Each chapter focuses on a canonical Greek work: Hesiod’s Theogony (Chapter 1), Homer’s Iliad (Chapter 2) and Odyssey (Chapter 3), Herodotus’ Histories (Chapter 4) and Aristophanes’ Frogs (Chapter 5). The book thus spans the archaic and classical periods, mythological and historical time, and oral and literate genres, and Bassi hopes ‘to show how the promise of seeing the past transcends these conventional categories’ (17). Perhaps the most challenging object of Bassi’s study is the Achaean wall (Chapter 2): star of a disappearing trick that has forever vexed Homer’s audiences. Bassi uses this elusive item to reflect on ‘the temporal, epistemological, and ontological categories that define protoarchaeological narratives’ (18), and draws connections from the wall to wider themes such as heroic kleos and the relationship between historia and poiesis. The wall’s disappearance (in)famously takes place in a hypothetical past, confusing the issue even further, and Bassi harnesses this temporal anomaly in support of her argument that ‘the past constitutes a receding visual field in the Greek narrative tradition’ (41).
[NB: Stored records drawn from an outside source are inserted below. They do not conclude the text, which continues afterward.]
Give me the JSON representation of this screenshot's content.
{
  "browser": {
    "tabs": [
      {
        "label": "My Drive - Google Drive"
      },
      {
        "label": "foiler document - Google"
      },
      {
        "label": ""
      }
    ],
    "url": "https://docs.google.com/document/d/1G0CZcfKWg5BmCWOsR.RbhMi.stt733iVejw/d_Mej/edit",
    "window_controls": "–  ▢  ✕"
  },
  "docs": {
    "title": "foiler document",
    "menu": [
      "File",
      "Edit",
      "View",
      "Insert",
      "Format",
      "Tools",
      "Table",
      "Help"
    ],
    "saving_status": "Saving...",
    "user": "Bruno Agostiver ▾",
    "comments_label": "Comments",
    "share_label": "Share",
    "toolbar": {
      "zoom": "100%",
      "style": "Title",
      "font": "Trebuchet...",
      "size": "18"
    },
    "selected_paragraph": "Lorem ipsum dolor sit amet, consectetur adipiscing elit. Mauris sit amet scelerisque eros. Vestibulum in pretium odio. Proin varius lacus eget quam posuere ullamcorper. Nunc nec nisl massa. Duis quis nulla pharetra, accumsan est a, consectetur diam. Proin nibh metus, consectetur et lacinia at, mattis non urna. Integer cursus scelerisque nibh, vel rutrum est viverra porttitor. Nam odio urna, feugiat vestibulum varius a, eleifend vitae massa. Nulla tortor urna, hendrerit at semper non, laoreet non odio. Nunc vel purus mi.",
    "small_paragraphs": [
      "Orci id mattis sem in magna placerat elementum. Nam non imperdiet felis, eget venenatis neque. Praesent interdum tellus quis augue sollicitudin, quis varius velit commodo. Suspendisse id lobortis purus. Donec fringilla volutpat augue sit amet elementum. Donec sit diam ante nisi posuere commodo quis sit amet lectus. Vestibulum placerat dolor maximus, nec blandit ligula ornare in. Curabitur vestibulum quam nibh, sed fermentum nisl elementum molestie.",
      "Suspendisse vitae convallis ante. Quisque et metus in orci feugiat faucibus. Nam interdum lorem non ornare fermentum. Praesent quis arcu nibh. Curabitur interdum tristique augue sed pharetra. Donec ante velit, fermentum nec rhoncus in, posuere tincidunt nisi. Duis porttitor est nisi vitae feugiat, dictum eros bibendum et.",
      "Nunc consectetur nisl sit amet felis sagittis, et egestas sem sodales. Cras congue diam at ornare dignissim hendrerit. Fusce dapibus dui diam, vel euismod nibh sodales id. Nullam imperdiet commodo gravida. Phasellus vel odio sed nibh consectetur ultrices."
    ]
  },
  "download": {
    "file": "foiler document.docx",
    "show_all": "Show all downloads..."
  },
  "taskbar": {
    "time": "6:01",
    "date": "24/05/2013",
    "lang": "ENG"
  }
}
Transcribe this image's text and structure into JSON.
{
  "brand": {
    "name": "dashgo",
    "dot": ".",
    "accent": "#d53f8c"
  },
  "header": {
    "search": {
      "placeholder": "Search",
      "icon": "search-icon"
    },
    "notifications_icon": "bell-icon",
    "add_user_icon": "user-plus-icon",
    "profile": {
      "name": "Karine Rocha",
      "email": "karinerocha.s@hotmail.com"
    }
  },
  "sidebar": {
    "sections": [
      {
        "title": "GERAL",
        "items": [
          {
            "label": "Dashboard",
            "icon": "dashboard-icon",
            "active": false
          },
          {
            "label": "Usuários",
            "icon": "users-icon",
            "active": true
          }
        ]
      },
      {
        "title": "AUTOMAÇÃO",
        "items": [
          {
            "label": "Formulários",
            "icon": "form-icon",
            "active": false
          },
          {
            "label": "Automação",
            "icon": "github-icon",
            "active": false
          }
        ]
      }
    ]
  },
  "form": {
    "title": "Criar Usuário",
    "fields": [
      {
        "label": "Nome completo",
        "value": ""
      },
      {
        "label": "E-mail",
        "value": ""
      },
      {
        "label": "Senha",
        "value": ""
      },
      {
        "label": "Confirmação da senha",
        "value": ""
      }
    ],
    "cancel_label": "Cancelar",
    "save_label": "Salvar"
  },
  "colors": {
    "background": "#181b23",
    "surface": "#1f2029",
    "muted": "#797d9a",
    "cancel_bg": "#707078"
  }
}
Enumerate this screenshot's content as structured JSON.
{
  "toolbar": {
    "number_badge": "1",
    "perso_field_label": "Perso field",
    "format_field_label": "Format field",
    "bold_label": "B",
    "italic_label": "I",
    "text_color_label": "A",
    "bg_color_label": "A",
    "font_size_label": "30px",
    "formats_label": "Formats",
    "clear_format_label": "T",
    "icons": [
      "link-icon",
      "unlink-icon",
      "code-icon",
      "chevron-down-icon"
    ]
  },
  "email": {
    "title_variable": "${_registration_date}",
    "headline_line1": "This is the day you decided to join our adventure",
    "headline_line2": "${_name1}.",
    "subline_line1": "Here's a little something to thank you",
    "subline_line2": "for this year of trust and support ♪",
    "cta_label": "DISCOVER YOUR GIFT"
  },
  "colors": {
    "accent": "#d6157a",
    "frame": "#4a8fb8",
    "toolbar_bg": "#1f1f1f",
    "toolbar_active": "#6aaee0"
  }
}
This is a theoretically sophisticated book, but it is not too impenetrable to be of relevance to the student. Its main use in teaching lies, I suggest, not in the case studies and close readings (insightful as they are), but in the new interdisciplinary methodologies proposed. These approaches are articulated primarily in the introduction which sets out the argument for protoarchaeological narrative, and the epilogue which focuses on the metaphor of ‘reading the past’, particularly as used in archaeological scholarship. Rather than being confined by disciplinary boundaries in our teaching, and by the tools traditionally associated with those disciplines, we might consider accessing the classical world through a focus on materiality: a focus that can—as this book does—take us from archaeological theory to the philosophy of history, from literary theory to heritage studies, from text to artefact and back again. According to Bassi, the question we should be asking ourselves is not how objects and texts are similar or different, nor which is the chicken and which the egg—but ‘why the distinctions between objects and texts, including the disciplinary investment in those distinctions, have been formulated’ (201).